政治のありようが問われる 一緒によりよく生きるため

東京大学大学院教授 姜尚中さんに聞く(下)

 自殺者が年間3万人を超え、生活保護を打ち切られて餓死する人がいて、異常な犯罪が起きている今、政治のありようが切実に問われています。政治とは本来、人々が一緒によりよく生きるためのしくみをつくるものです。今の政治は、経済効率性を上げるための方便にされている。政治が経済の召使い、従属物になり下がっていると思います。

 市場に任せていけないもの

 僕が1979年にイギリスにいたとき、マーガレット・サッチャー(79〜90年イギリス首相、保守党)が「社会は存在しない。あるのは個人だけだ」と言った。これは、お互いが支え合うことを完全に否定して、個人に責任を押し付ける思想です。見えてくるのは、国民がズタズタに分断され、「あの人よりはまし」と、自分より下がいることで安心するような、抑圧を下へ下へと連鎖させていく殺伐とした情景です。

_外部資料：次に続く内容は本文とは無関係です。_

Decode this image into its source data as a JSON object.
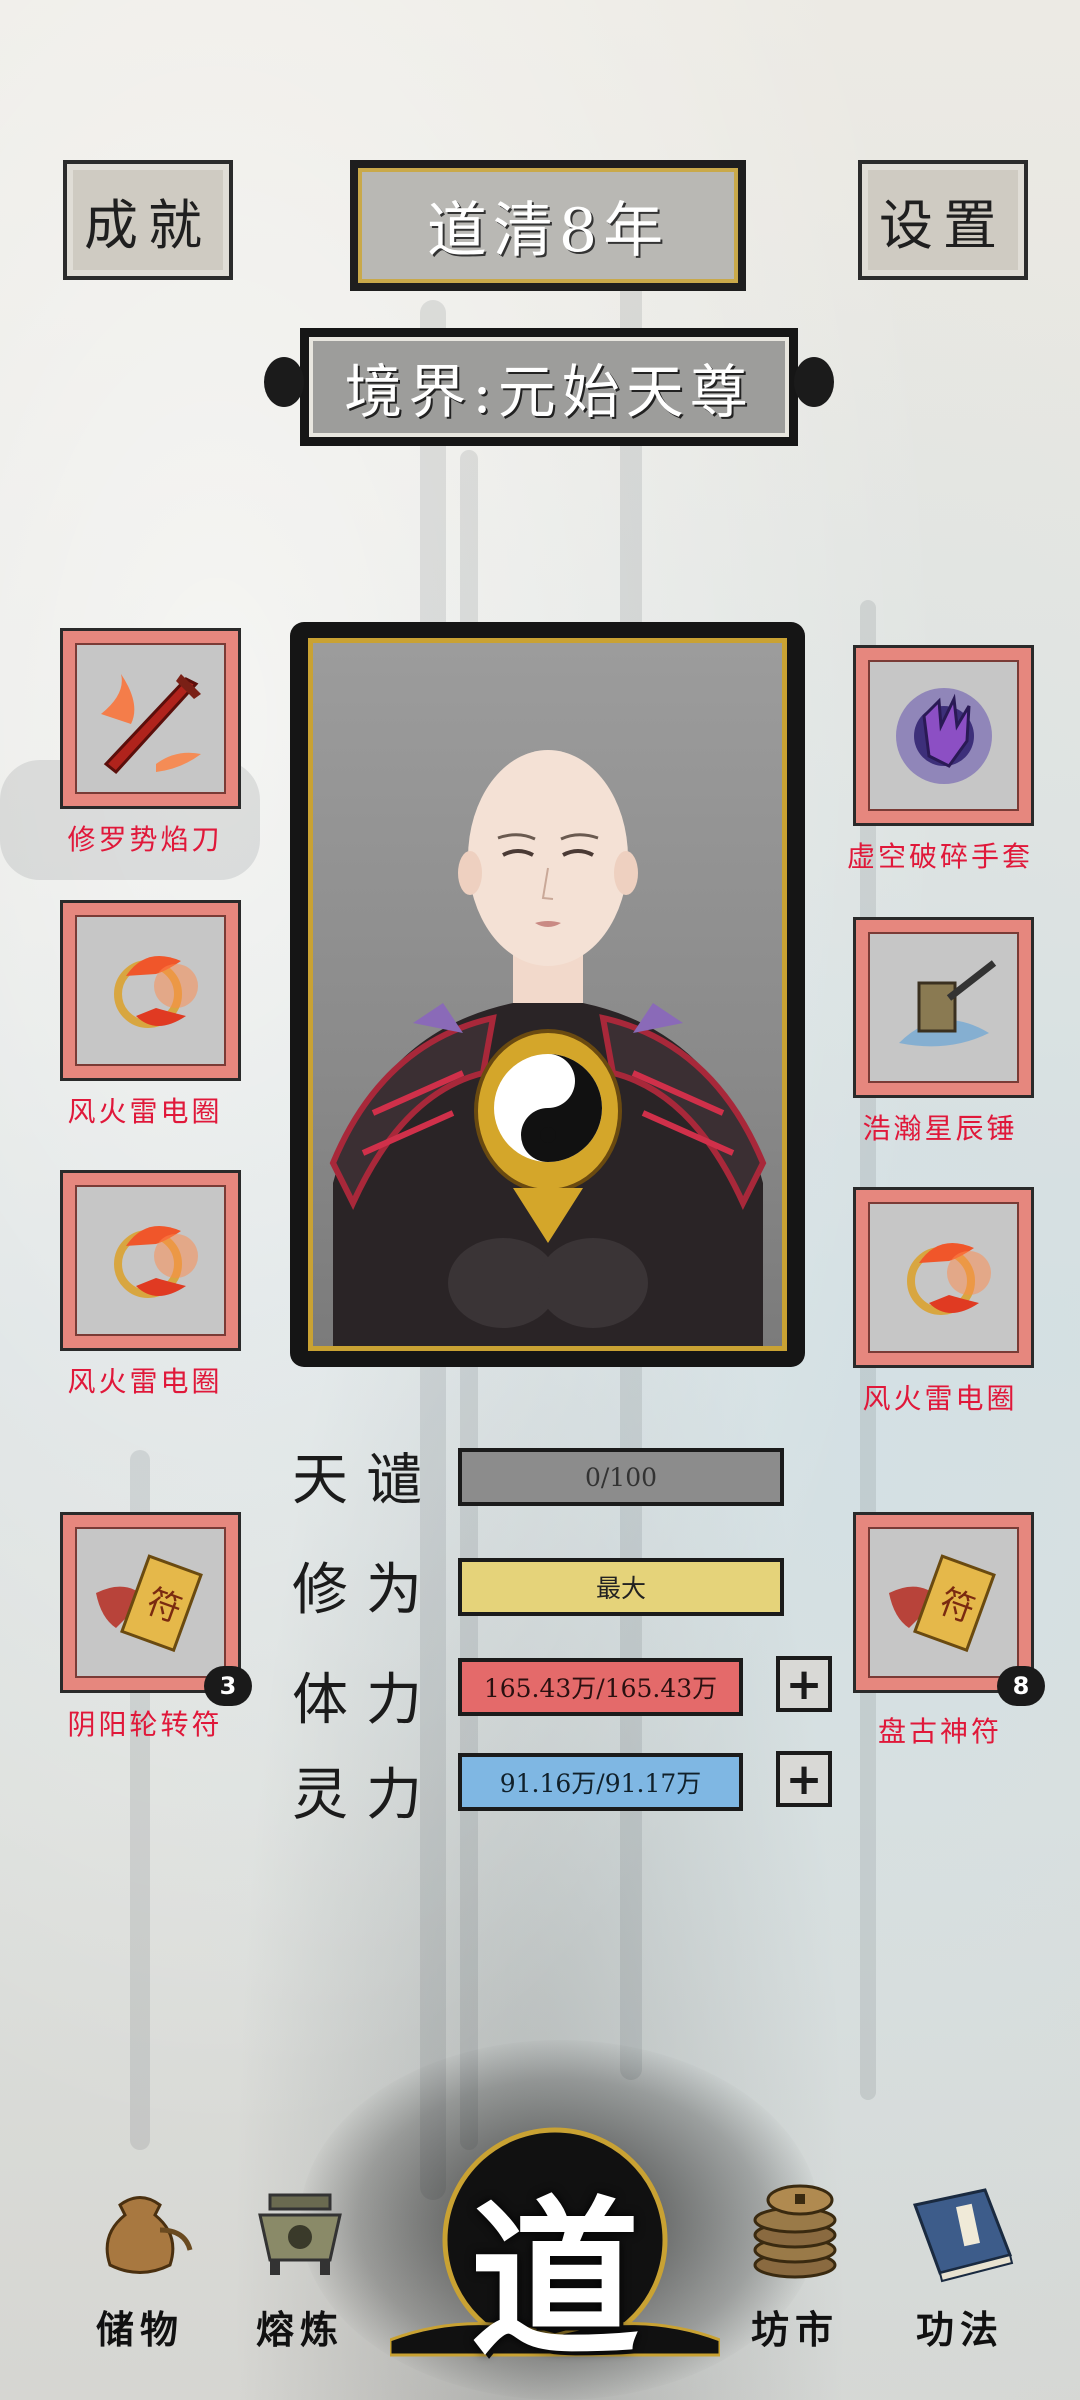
{
  "header": {
    "achievements_label": "成就",
    "year_title": "道清8年",
    "settings_label": "设置",
    "realm": "境界:元始天尊"
  },
  "left_slots": [
    {
      "name": "修罗势焰刀",
      "icon": "flame-sword-icon"
    },
    {
      "name": "风火雷电圈",
      "icon": "fire-ring-icon"
    },
    {
      "name": "风火雷电圈",
      "icon": "fire-ring-icon"
    },
    {
      "name": "阴阳轮转符",
      "icon": "talisman-icon",
      "count": "3"
    }
  ],
  "right_slots": [
    {
      "name": "虚空破碎手套",
      "icon": "void-gauntlet-icon"
    },
    {
      "name": "浩瀚星辰锤",
      "icon": "star-hammer-icon"
    },
    {
      "name": "风火雷电圈",
      "icon": "fire-ring-icon"
    },
    {
      "name": "盘古神符",
      "icon": "talisman-icon",
      "count": "8"
    }
  ],
  "stats": {
    "tribulation": {
      "label": "天谴",
      "value": "0/100",
      "fill": 0.0,
      "color": "#8c8c8c"
    },
    "cultivation": {
      "label": "修为",
      "value": "最大",
      "fill": 1.0,
      "color": "#e5d37a"
    },
    "stamina": {
      "label": "体力",
      "value": "165.43万/165.43万",
      "fill": 1.0,
      "color": "#e46a6a"
    },
    "spirit": {
      "label": "灵力",
      "value": "91.16万/91.17万",
      "fill": 1.0,
      "color": "#7fb7e3"
    }
  },
  "bottom_nav": {
    "storage": "储物",
    "smelting": "熔炼",
    "dao": "道",
    "market": "坊市",
    "skills": "功法"
  }
}
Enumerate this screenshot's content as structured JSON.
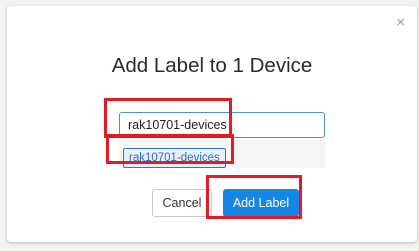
{
  "dialog": {
    "title": "Add Label to 1 Device",
    "close_symbol": "×",
    "input": {
      "value": "rak10701-devices"
    },
    "suggestion": {
      "label": "rak10701-devices"
    },
    "cancel_label": "Cancel",
    "add_label": "Add Label"
  },
  "colors": {
    "primary_button": "#1686e6",
    "highlight_border": "#e31b23",
    "chip_border": "#2f74c6",
    "chip_background": "#e8f0fb"
  },
  "icons": {
    "close": "close-icon"
  }
}
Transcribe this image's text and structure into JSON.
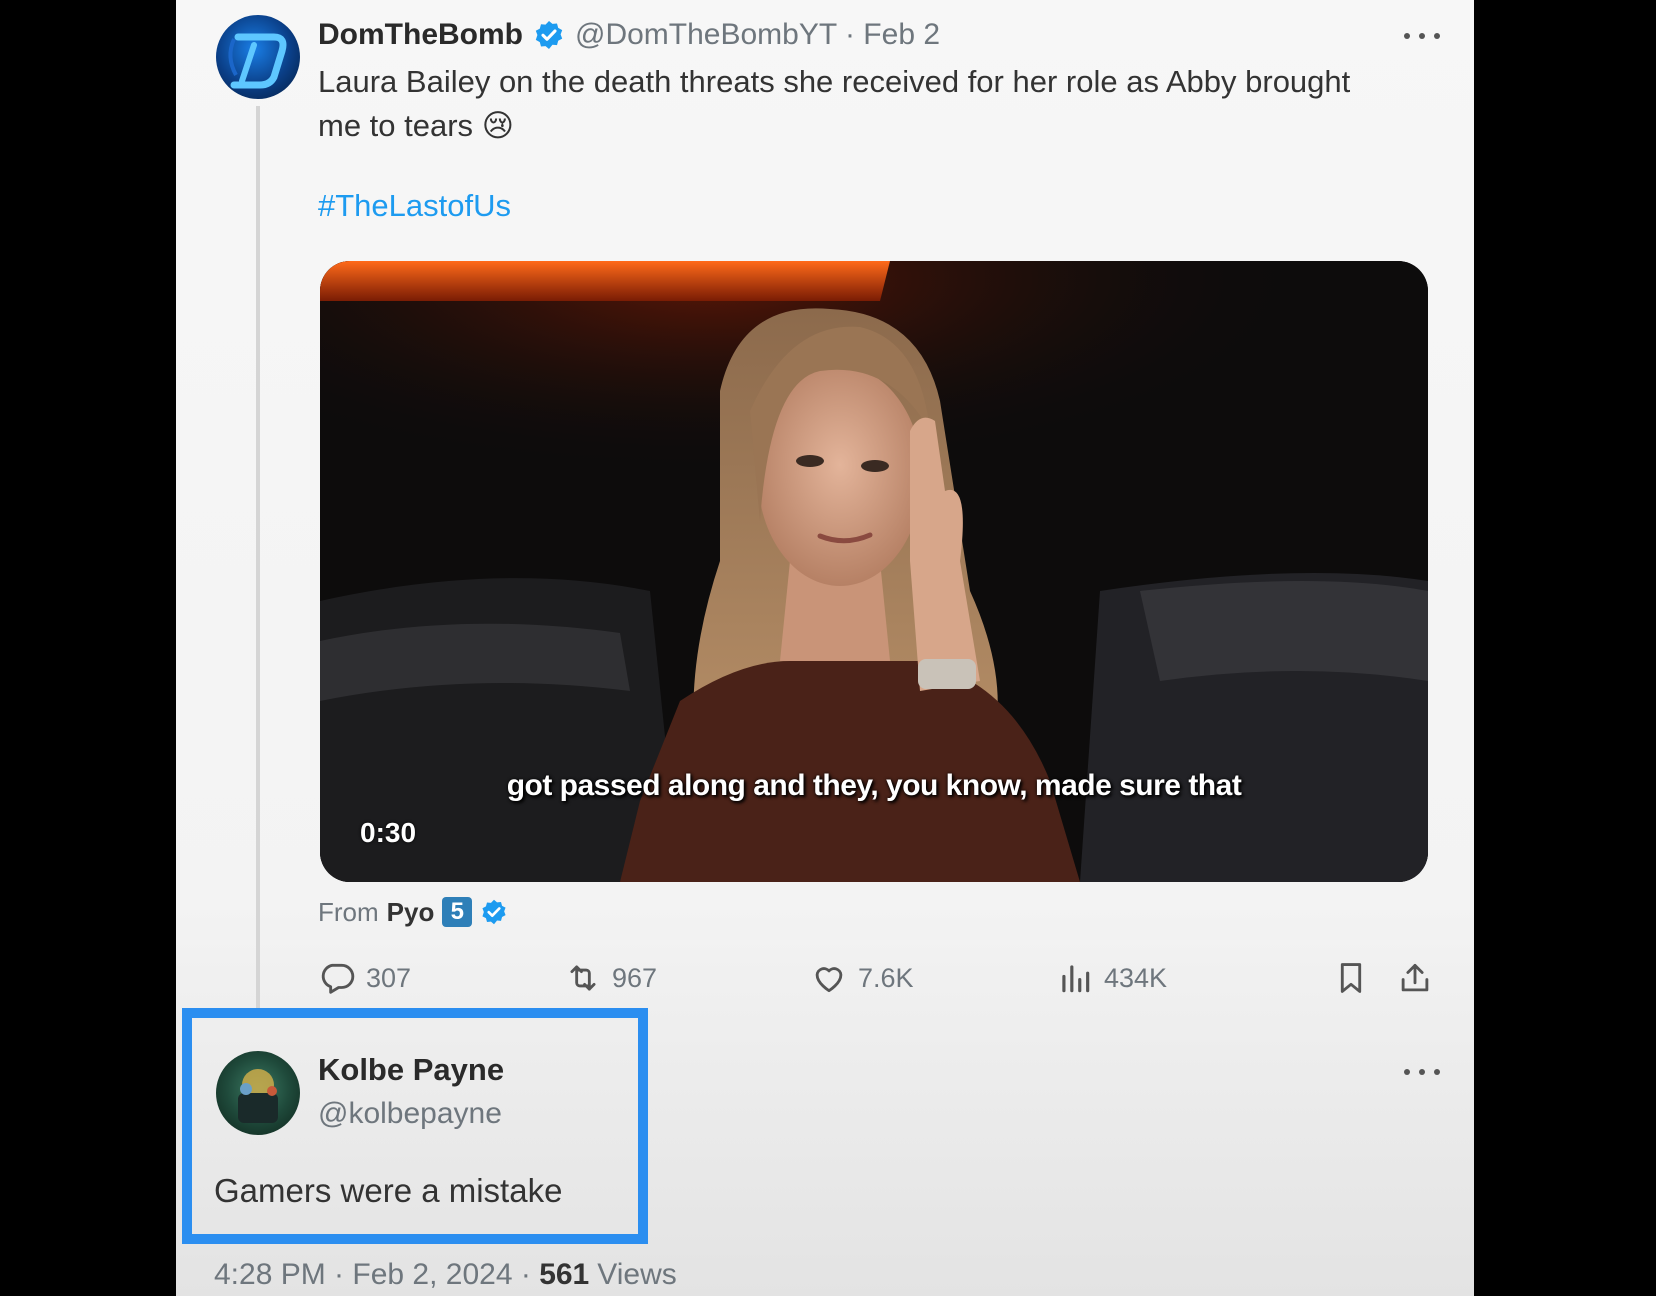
{
  "main_tweet": {
    "display_name": "DomTheBomb",
    "handle_date": "@DomTheBombYT · Feb 2",
    "text_line1": "Laura Bailey on the death threats she received for her role as Abby brought",
    "text_line2": "me to tears",
    "emoji": "😢",
    "hashtag": "#TheLastofUs",
    "video": {
      "subtitle": "got passed along and they, you know, made sure that",
      "duration": "0:30"
    },
    "from_label": "From",
    "from_name": "Pyo",
    "from_badge": "5",
    "actions": {
      "replies": "307",
      "reposts": "967",
      "likes": "7.6K",
      "views": "434K"
    }
  },
  "reply": {
    "display_name": "Kolbe Payne",
    "handle": "@kolbepayne",
    "text": "Gamers were a mistake",
    "time": "4:28 PM · Feb 2, 2024 ·",
    "views_count": "561",
    "views_label": "Views"
  },
  "colors": {
    "accent": "#1d9bf0",
    "highlight_border": "#2b8ef0",
    "muted_text": "#6e767d"
  },
  "icons": [
    "verified-badge-icon",
    "more-icon",
    "reply-icon",
    "repost-icon",
    "like-icon",
    "views-icon",
    "bookmark-icon",
    "share-icon"
  ]
}
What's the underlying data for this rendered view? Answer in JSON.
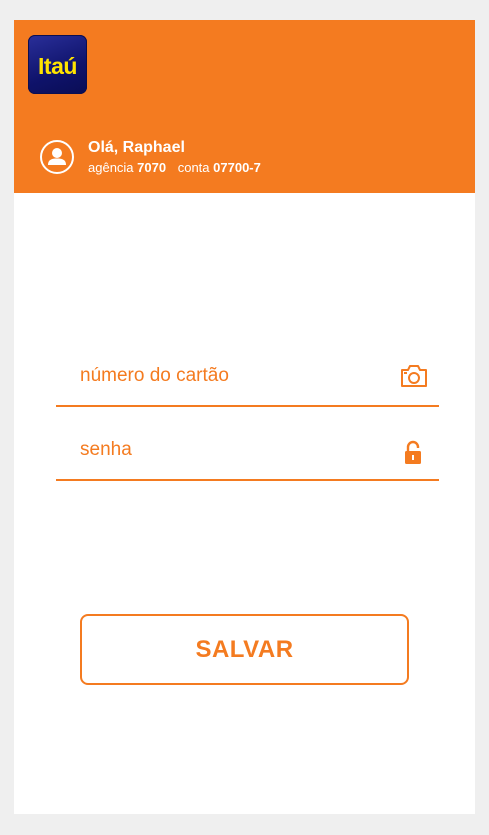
{
  "header": {
    "logo_text": "Itaú",
    "greeting": "Olá, Raphael",
    "agency_label": "agência",
    "agency_value": "7070",
    "account_label": "conta",
    "account_value": "07700-7"
  },
  "form": {
    "card_placeholder": "número do cartão",
    "password_placeholder": "senha",
    "card_icon": "camera-icon",
    "password_icon": "lock-icon"
  },
  "actions": {
    "save_label": "SALVAR"
  },
  "colors": {
    "brand_orange": "#f47b20",
    "logo_blue": "#0f136b",
    "logo_yellow": "#ffe400",
    "background": "#efefef"
  }
}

 当時はやった言葉に「ミニマムステート(最小限国家)」という言葉がありました。できるだけ国家は市場にくちばしを入れるな、全部、市場に任せろ、という意味ですが、これは明らかにまちがいです。社会には、市場経済では成り立たないものがある。人間にとって一番必要な、水を含めた自然、エネルギー、教育、生命にかかわる医療、農業など、人間存在を支える根本的なものは市場に任せてはいけない。やっぱり公の、パブリックなものなんです。しかし実際には、極めてエゴイスティックな特定企業が、公の財産を食いつぶすような事態が起こっている。

 市場原理主義による新自由主義的な経済システムは、自然の流れでできたものではありません。国家を通じて意識的につくられたプロジェクトです。だとすれば、変えられるはずです。

 今、政治がなすべきことの第一は、最もダメージを被っている人を救い出すことだと思います。例えば、働く場を保障することは急務です。働くという行為の底にあるのは、社会の中で自分の存在を認められるということではないでしょうか。人は、働くことを通して、自分はここにいていい、自分は生きてていい、という実感を持つことができる。だからこそ、その働く場を奪われることは、一番つらい。

 希望で現実を照射しながら

 そして政治は、人間同士の信頼を回復するための方法を考えるべきです。今、他者への不信が蔓延しています。他者への信頼が欠けた社会は、足腰が脆弱な社会になってしまう。きずなをどうやって結び合っていくか。希望とは、一緒に分け合いながら生きていくところから生まれるのだと思います。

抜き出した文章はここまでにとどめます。